Secret Vatican archive now at Sydney
30 May 2008
The University of Sydney has purchased Australia's only copy of the recently released manuscripts of the trials of the Knights Templar - a $10,000 reproduction of a document that rehabilitates the medieval Christian military order.
The Knights, recognisable by the white robes with a red cross they wore over their chain mail, guarded pilgrims visiting the Holy Lands. In the early 14th-century King Philip IV of France accused the knights of heresy and sodomy, and many of the order's leaders were burnt at the stake.
"The crux of these trial documents is that Pope Clement V didn't think the Templars were guilty of heresy," says Neil Boness, Rare Book librarian at the University's Fisher Library. It is "very unusual" for the Vatican to release a reproduction of material from the Secret Archives such as this, known as the Processus Contra Templarios - Papal Inquiry into the Trial of the Templars, he added.
According to John Pryor, Associate Professor for Medieval Studies at Sydney, there was "significant pressure" exerted on the Pope by the King's agents to find the order guilty.
"Several thousand of the order survived in Spain and elsewhere, but mainly they disappeared into society," says Pryor. He hopes the documents will assist potential PhD students: "There is a huge scholarly interest in the trials."
The order was popularised by Dan Brown's book The Da Vinci Code, and has been the subject of all sorts of myths and legends over the years. The Knights have been linked to the modern-day Freemasons, and portrayed as guardians of the Holy Grail.

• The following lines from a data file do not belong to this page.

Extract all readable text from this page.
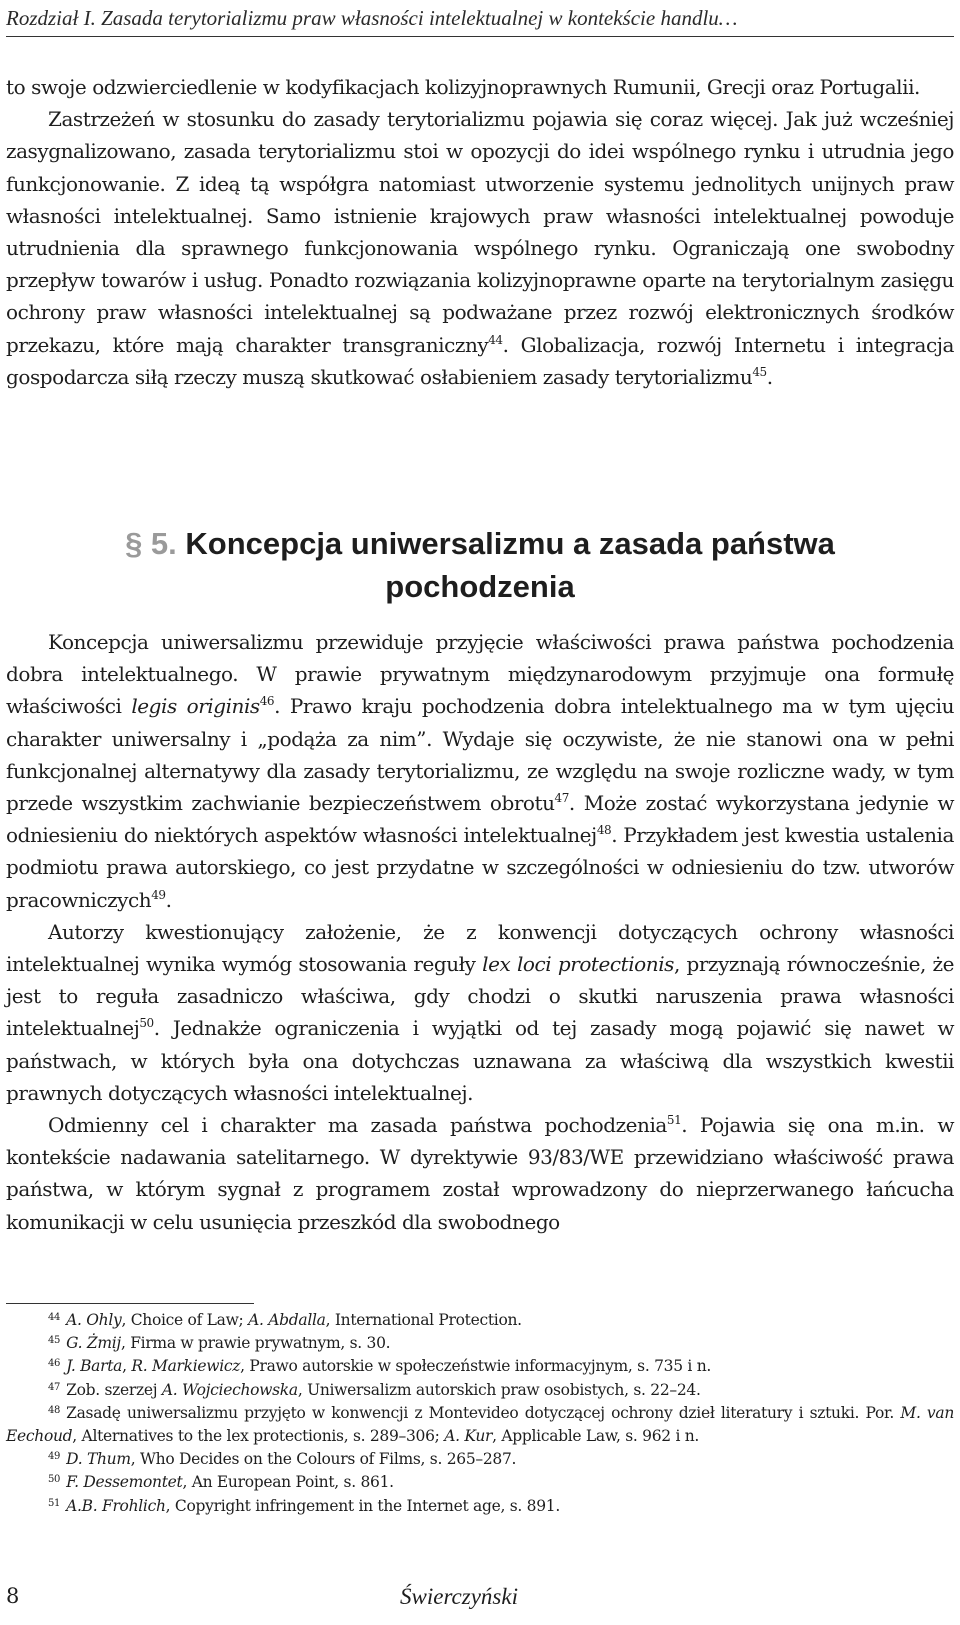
Rozdział I. Zasada terytorializmu praw własności intelektualnej w kontekście handlu…

to swoje odzwierciedlenie w kodyfikacjach kolizyjnoprawnych Rumunii, Grecji oraz Portugalii.

Zastrzeżeń w stosunku do zasady terytorializmu pojawia się coraz więcej. Jak już wcześniej zasygnalizowano, zasada terytorializmu stoi w opozycji do idei wspólnego rynku i utrudnia jego funkcjonowanie. Z ideą tą współgra natomiast utworzenie systemu jednolitych unijnych praw własności intelektualnej. Samo istnienie krajowych praw własności intelektualnej powoduje utrudnienia dla sprawnego funkcjonowania wspólnego rynku. Ograniczają one swobodny przepływ towarów i usług. Ponadto rozwiązania kolizyjnoprawne oparte na terytorialnym zasięgu ochrony praw własności intelektualnej są podważane przez rozwój elektronicznych środków przekazu, które mają charakter transgraniczny$^{44}$. Globalizacja, rozwój Internetu i integracja gospodarcza siłą rzeczy muszą skutkować osłabieniem zasady terytorializmu$^{45}$.

§ 5. Koncepcja uniwersalizmu a zasada państwa
pochodzenia

Koncepcja uniwersalizmu przewiduje przyjęcie właściwości prawa państwa pochodzenia dobra intelektualnego. W prawie prywatnym międzynarodowym przyjmuje ona formułę właściwości legis originis$^{46}$. Prawo kraju pochodzenia dobra intelektualnego ma w tym ujęciu charakter uniwersalny i „podąża za nim”. Wydaje się oczywiste, że nie stanowi ona w pełni funkcjonalnej alternatywy dla zasady terytorializmu, ze względu na swoje rozliczne wady, w tym przede wszystkim zachwianie bezpieczeństwem obrotu$^{47}$. Może zostać wykorzystana jedynie w odniesieniu do niektórych aspektów własności intelektualnej$^{48}$. Przykładem jest kwestia ustalenia podmiotu prawa autorskiego, co jest przydatne w szczególności w odniesieniu do tzw. utworów pracowniczych$^{49}$.

Autorzy kwestionujący założenie, że z konwencji dotyczących ochrony własności intelektualnej wynika wymóg stosowania reguły lex loci protectionis, przyznają równocześnie, że jest to reguła zasadniczo właściwa, gdy chodzi o skutki naruszenia prawa własności intelektualnej$^{50}$. Jednakże ograniczenia i wyjątki od tej zasady mogą pojawić się nawet w państwach, w których była ona dotychczas uznawana za właściwą dla wszystkich kwestii prawnych dotyczących własności intelektualnej.

Odmienny cel i charakter ma zasada państwa pochodzenia$^{51}$. Pojawia się ona m.in. w kontekście nadawania satelitarnego. W dyrektywie 93/83/WE przewidziano właściwość prawa państwa, w którym sygnał z programem został wprowadzony do nieprzerwanego łańcucha komunikacji w celu usunięcia przeszkód dla swobodnego

$^{44}$ A. Ohly, Choice of Law; A. Abdalla, International Protection.

$^{45}$ G. Żmij, Firma w prawie prywatnym, s. 30.

$^{46}$ J. Barta, R. Markiewicz, Prawo autorskie w społeczeństwie informacyjnym, s. 735 i n.

$^{47}$ Zob. szerzej A. Wojciechowska, Uniwersalizm autorskich praw osobistych, s. 22–24.

$^{48}$ Zasadę uniwersalizmu przyjęto w konwencji z Montevideo dotyczącej ochrony dzieł literatury i sztuki. Por. M. van Eechoud, Alternatives to the lex protectionis, s. 289–306; A. Kur, Applicable Law, s. 962 i n.

$^{49}$ D. Thum, Who Decides on the Colours of Films, s. 265–287.

$^{50}$ F. Dessemontet, An European Point, s. 861.

$^{51}$ A.B. Frohlich, Copyright infringement in the Internet age, s. 891.

8	Świerczyński
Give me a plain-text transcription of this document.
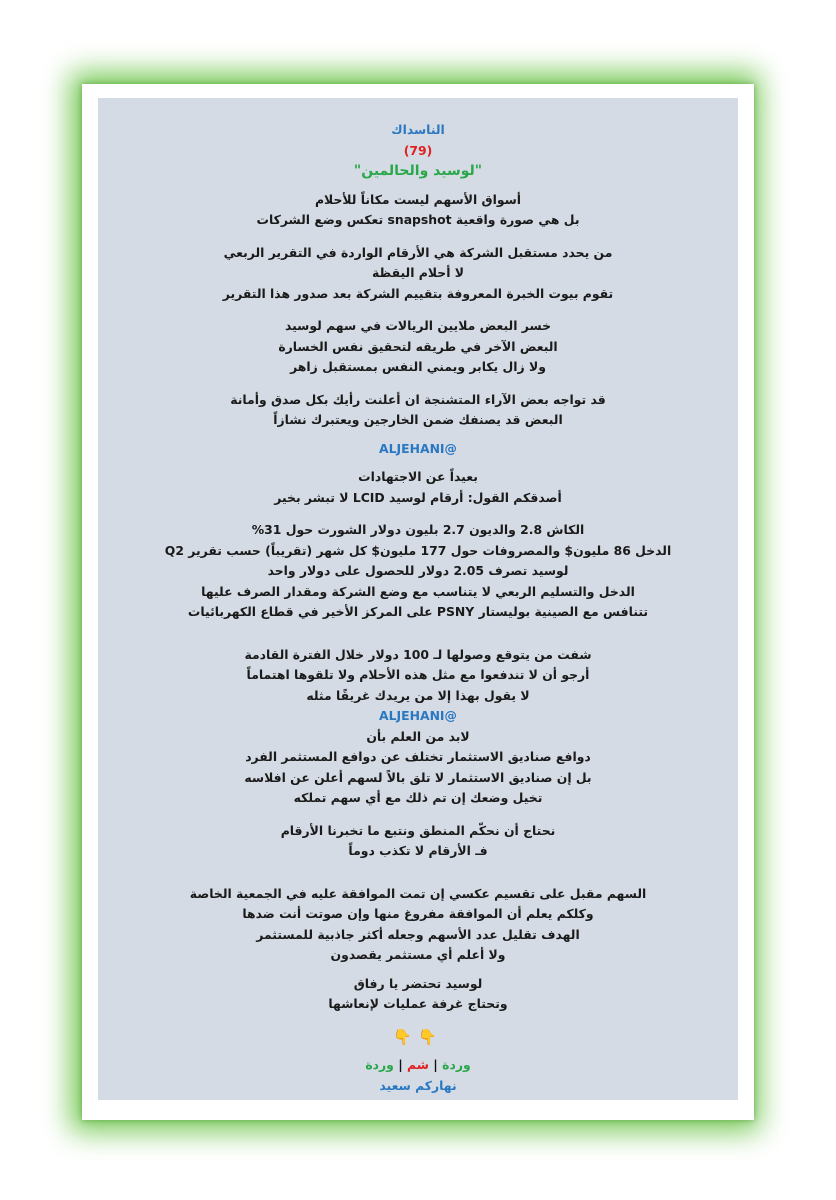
الناسداك
(79)
"لوسيد والحالمين"
أسواق الأسهم ليست مكاناً للأحلام
بل هي صورة واقعية snapshot تعكس وضع الشركات
من يحدد مستقبل الشركة هي الأرقام الواردة في التقرير الربعي
لا أحلام اليقظة
تقوم بيوت الخبرة المعروفة بتقييم الشركة بعد صدور هذا التقرير
خسر البعض ملايين الريالات في سهم لوسيد
البعض الآخر في طريقه لتحقيق نفس الخسارة
ولا زال يكابر ويمني النفس بمستقبل زاهر
قد تواجه بعض الآراء المتشنجة ان أعلنت رأيك بكل صدق وأمانة
البعض قد يصنفك ضمن الخارجين ويعتبرك نشازاً
@ALJEHANI
بعيداً عن الاجتهادات
أصدقكم القول: أرقام لوسيد LCID لا تبشر بخير
الكاش 2.8 والديون 2.7 بليون دولار الشورت حول 31%
الدخل 86 مليون$ والمصروفات حول 177 مليون$ كل شهر (تقريباً) حسب تقرير Q2
لوسيد تصرف 2.05 دولار للحصول على دولار واحد
الدخل والتسليم الربعي لا يتناسب مع وضع الشركة ومقدار الصرف عليها
تتنافس مع الصينية بوليستار PSNY على المركز الأخير في قطاع الكهربائيات
شفت من يتوقع وصولها لـ 100 دولار خلال الفترة القادمة
أرجو أن لا تندفعوا مع مثل هذه الأحلام ولا تلقوها اهتماماً
لا يقول بهذا إلا من يريدك غريقًا مثله
@ALJEHANI
لابد من العلم بأن
دوافع صناديق الاستثمار تختلف عن دوافع المستثمر الفرد
بل إن صناديق الاستثمار لا تلق بالاً لسهم أعلن عن افلاسه
تخيل وضعك إن تم ذلك مع أي سهم تملكه
نحتاج أن نحكّم المنطق ونتبع ما تخبرنا الأرقام
فـ الأرقام لا تكذب دوماً
السهم مقبل على تقسيم عكسي إن تمت الموافقة عليه في الجمعية الخاصة
وكلكم يعلم أن الموافقة مفروغ منها وإن صوتت أنت ضدها
الهدف تقليل عدد الأسهم وجعله أكثر جاذبية للمستثمر
ولا أعلم أي مستثمر يقصدون
لوسيد تحتضر يا رفاق
وتحتاج غرفة عمليات لإنعاشها
👇👇
وردة | شم | وردة
نهاركم سعيد
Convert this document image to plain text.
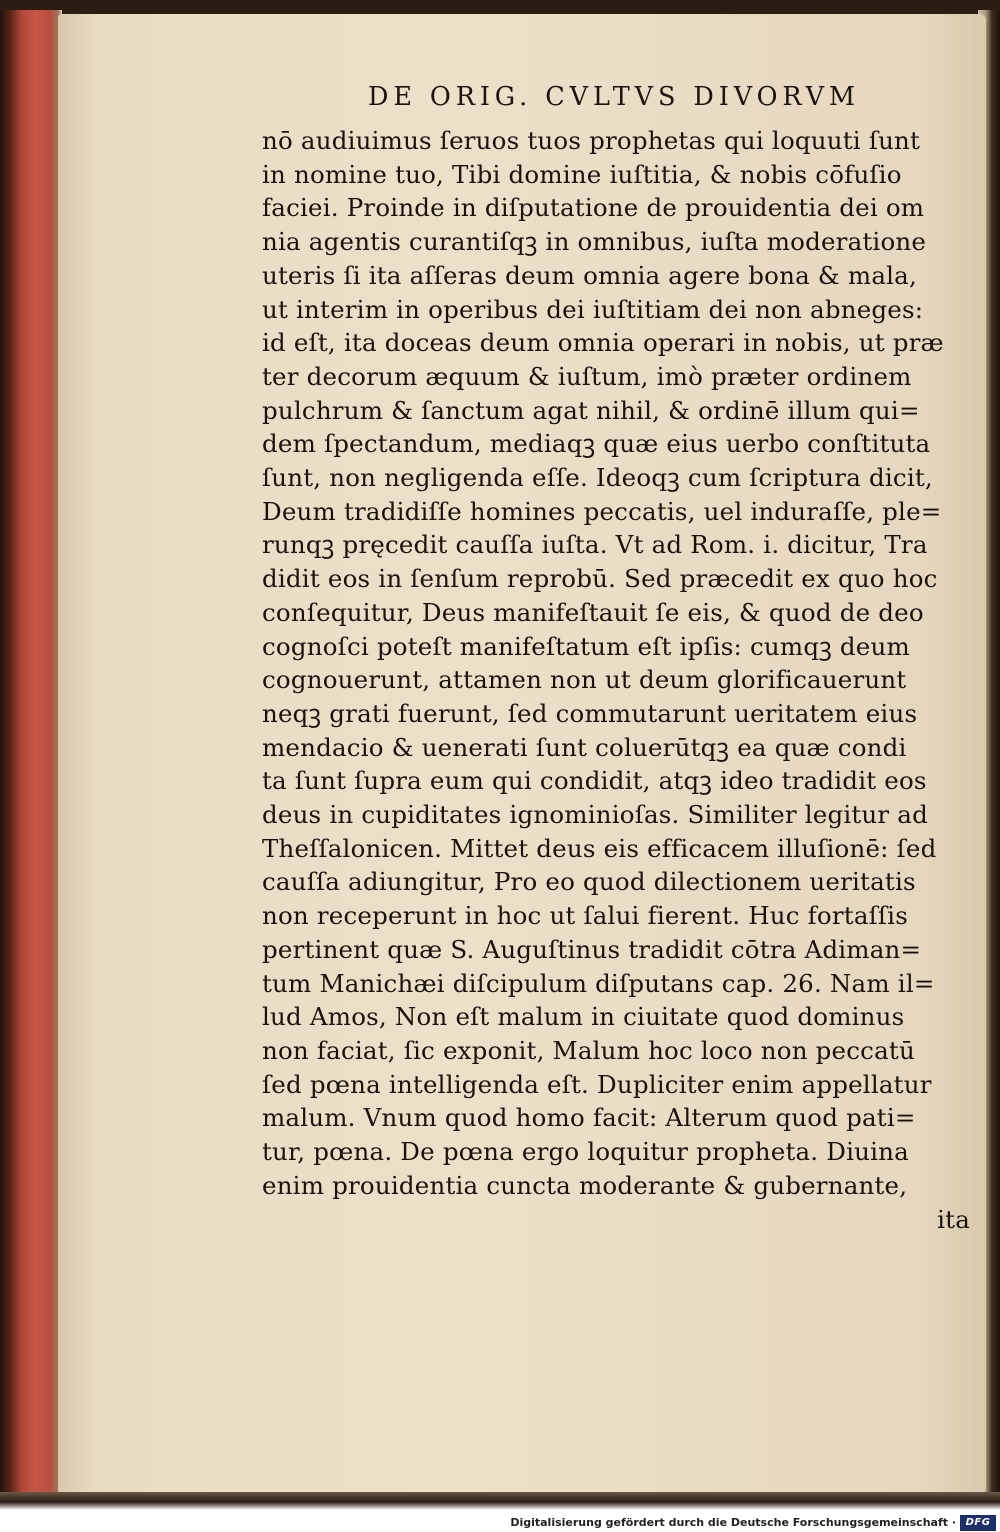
DE ORIG. CVLTVS DIVORVM
nō audiuimus ſeruos tuos prophetas qui loquuti ſunt
in nomine tuo, Tibi domine iuſtitia, & nobis cōfuſio
faciei. Proinde in diſputatione de prouidentia dei om
nia agentis curantiſqꝫ in omnibus, iuſta moderatione
uteris ſi ita aſſeras deum omnia agere bona & mala,
ut interim in operibus dei iuſtitiam dei non abneges:
id eſt, ita doceas deum omnia operari in nobis, ut præ
ter decorum æquum & iuſtum, imò præter ordinem
pulchrum & ſanctum agat nihil, & ordinē illum qui=
dem ſpectandum, mediaqꝫ quæ eius uerbo conſtituta
ſunt, non negligenda eſſe. Ideoqꝫ cum ſcriptura dicit,
Deum tradidiſſe homines peccatis, uel induraſſe, ple=
runqꝫ pręcedit cauſſa iuſta. Vt ad Rom. i. dicitur, Tra
didit eos in ſenſum reprobū. Sed præcedit ex quo hoc
conſequitur, Deus manifeſtauit ſe eis, & quod de deo
cognoſci poteſt manifeſtatum eſt ipſis: cumqꝫ deum
cognouerunt, attamen non ut deum glorificauerunt
neqꝫ grati fuerunt, ſed commutarunt ueritatem eius
mendacio & uenerati ſunt coluerūtqꝫ ea quæ condi
ta ſunt ſupra eum qui condidit, atqꝫ ideo tradidit eos
deus in cupiditates ignominioſas. Similiter legitur ad
Theſſalonicen. Mittet deus eis efficacem illuſionē: ſed
cauſſa adiungitur, Pro eo quod dilectionem ueritatis
non receperunt in hoc ut ſalui fierent. Huc fortaſſis
pertinent quæ S. Auguſtinus tradidit cōtra Adiman=
tum Manichæi diſcipulum diſputans cap. 26. Nam il=
lud Amos, Non eſt malum in ciuitate quod dominus
non faciat, ſic exponit, Malum hoc loco non peccatū
ſed pœna intelligenda eſt. Dupliciter enim appellatur
malum. Vnum quod homo facit: Alterum quod pati=
tur, pœna. De pœna ergo loquitur propheta. Diuina
enim prouidentia cuncta moderante & gubernante,
ita
Digitalisierung gefördert durch die Deutsche Forschungsgemeinschaft · DFG
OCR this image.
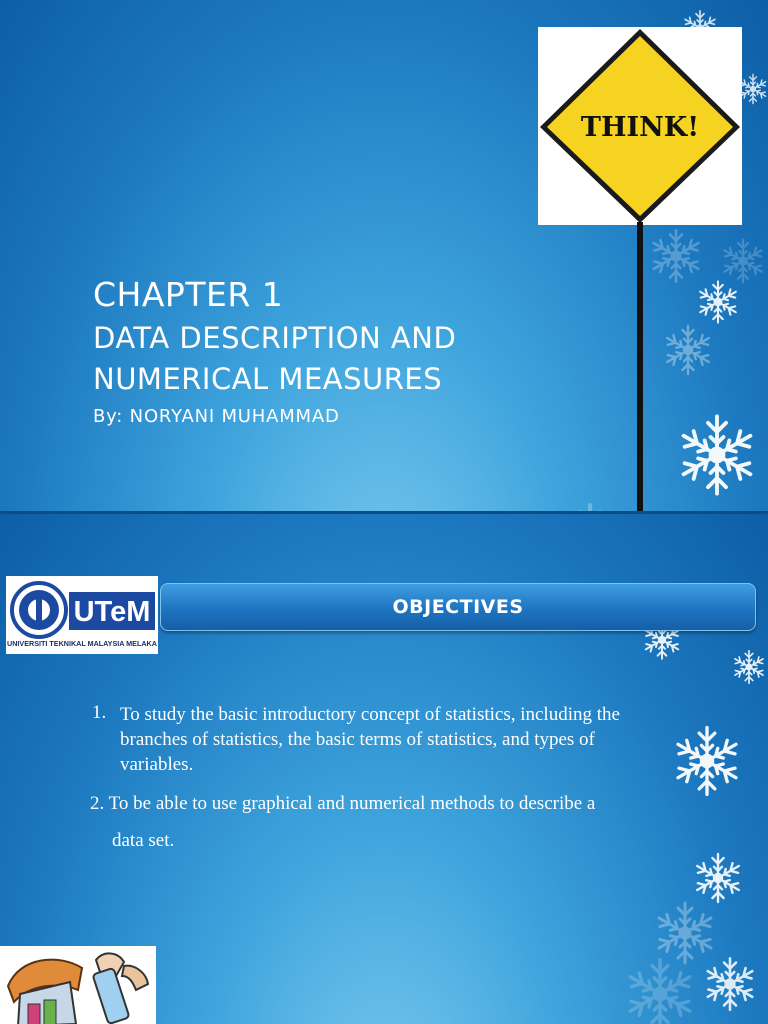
THINK!
CHAPTER 1
DATA DESCRIPTION AND
NUMERICAL MEASURES
By: NORYANI MUHAMMAD
UTeM
UNIVERSITI TEKNIKAL MALAYSIA MELAKA
OBJECTIVES
1. To study the basic introductory concept of statistics, including the branches of statistics, the basic terms of statistics, and types of variables.
2. To be able to use graphical and numerical methods to describe a
data set.
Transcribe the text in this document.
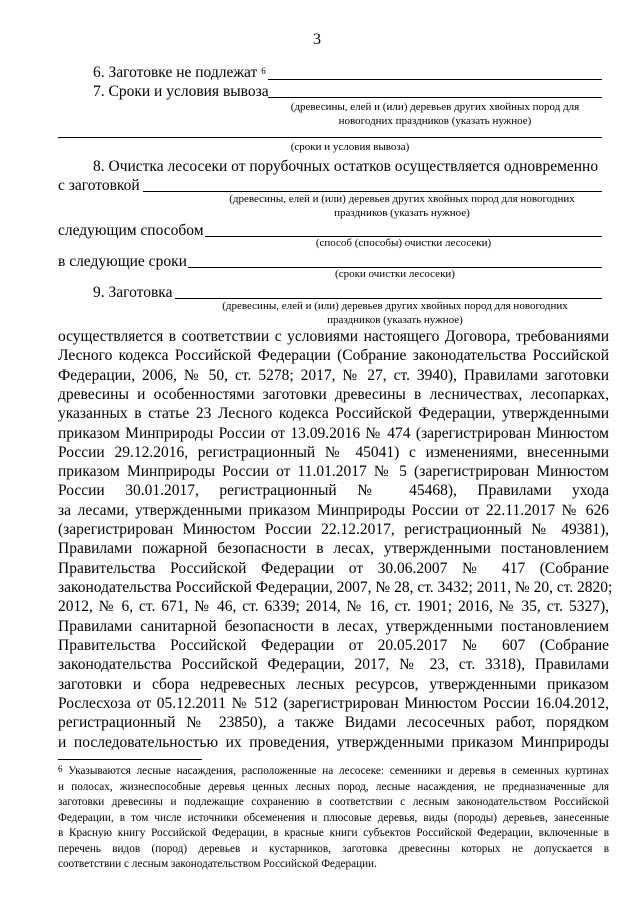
3
6. Заготовке не подлежат $^6$
7. Сроки и условия вывоза
(древесины, елей и (или) деревьев других хвойных пород для
новогодних праздников (указать нужное)
(сроки и условия вывоза)
8. Очистка лесосеки от порубочных остатков осуществляется одновременно
с заготовкой
(древесины, елей и (или) деревьев других хвойных пород для новогодних
праздников (указать нужное)
следующим способом
(способ (способы) очистки лесосеки)
в следующие сроки
(сроки очистки лесосеки)
9. Заготовка
(древесины, елей и (или) деревьев других хвойных пород для новогодних
праздников (указать нужное)
осуществляется в соответствии с условиями настоящего Договора, требованиями
Лесного кодекса Российской Федерации (Собрание законодательства Российской
Федерации, 2006, № 50, ст. 5278; 2017, № 27, ст. 3940), Правилами заготовки
древесины и особенностями заготовки древесины в лесничествах, лесопарках,
указанных в статье 23 Лесного кодекса Российской Федерации, утвержденными
приказом Минприроды России от 13.09.2016 № 474 (зарегистрирован Минюстом
России 29.12.2016, регистрационный № 45041) с изменениями, внесенными
приказом Минприроды России от 11.01.2017 № 5 (зарегистрирован Минюстом
России 30.01.2017, регистрационный № 45468), Правилами ухода
за лесами, утвержденными приказом Минприроды России от 22.11.2017 № 626
(зарегистрирован Минюстом России 22.12.2017, регистрационный № 49381),
Правилами пожарной безопасности в лесах, утвержденными постановлением
Правительства Российской Федерации от 30.06.2007 № 417 (Собрание
законодательства Российской Федерации, 2007, № 28, ст. 3432; 2011, № 20, ст. 2820;
2012, № 6, ст. 671, № 46, ст. 6339; 2014, № 16, ст. 1901; 2016, № 35, ст. 5327),
Правилами санитарной безопасности в лесах, утвержденными постановлением
Правительства Российской Федерации от 20.05.2017 № 607 (Собрание
законодательства Российской Федерации, 2017, № 23, ст. 3318), Правилами
заготовки и сбора недревесных лесных ресурсов, утвержденными приказом
Рослесхоза от 05.12.2011 № 512 (зарегистрирован Минюстом России 16.04.2012,
регистрационный № 23850), а также Видами лесосечных работ, порядком
и последовательностью их проведения, утвержденными приказом Минприроды
$^6$ Указываются лесные насаждения, расположенные на лесосеке: семенники и деревья в семенных куртинах
и полосах, жизнеспособные деревья ценных лесных пород, лесные насаждения, не предназначенные для
заготовки древесины и подлежащие сохранению в соответствии с лесным законодательством Российской
Федерации, в том числе источники обсеменения и плюсовые деревья, виды (породы) деревьев, занесенные
в Красную книгу Российской Федерации, в красные книги субъектов Российской Федерации, включенные в
перечень видов (пород) деревьев и кустарников, заготовка древесины которых не допускается в
соответствии с лесным законодательством Российской Федерации.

The key document in the reproduction is known as the Chinon Parchment and it shows that the Pope absolved the Knights of heresy charges. It was "misplaced" in the Vatican archives until it was discovered by a researcher in 2001.
The elaborate reproduction is bound in an ornate leather case, and includes scholarly notes and reproductions of the original parchments - mould stains and all - as well as the wax seals used by their inquisitors. Only 799 copies were made: Pope Benedict was given the first copy, and the University owns copy number 300.
"We had to apply to the publishers to buy a copy," Boness says. As the home of Australia's "largest group of experts in medieval studies," it is appropriate that Australia's only copy of the trial is housed at the University of Sydney, Pryor notes.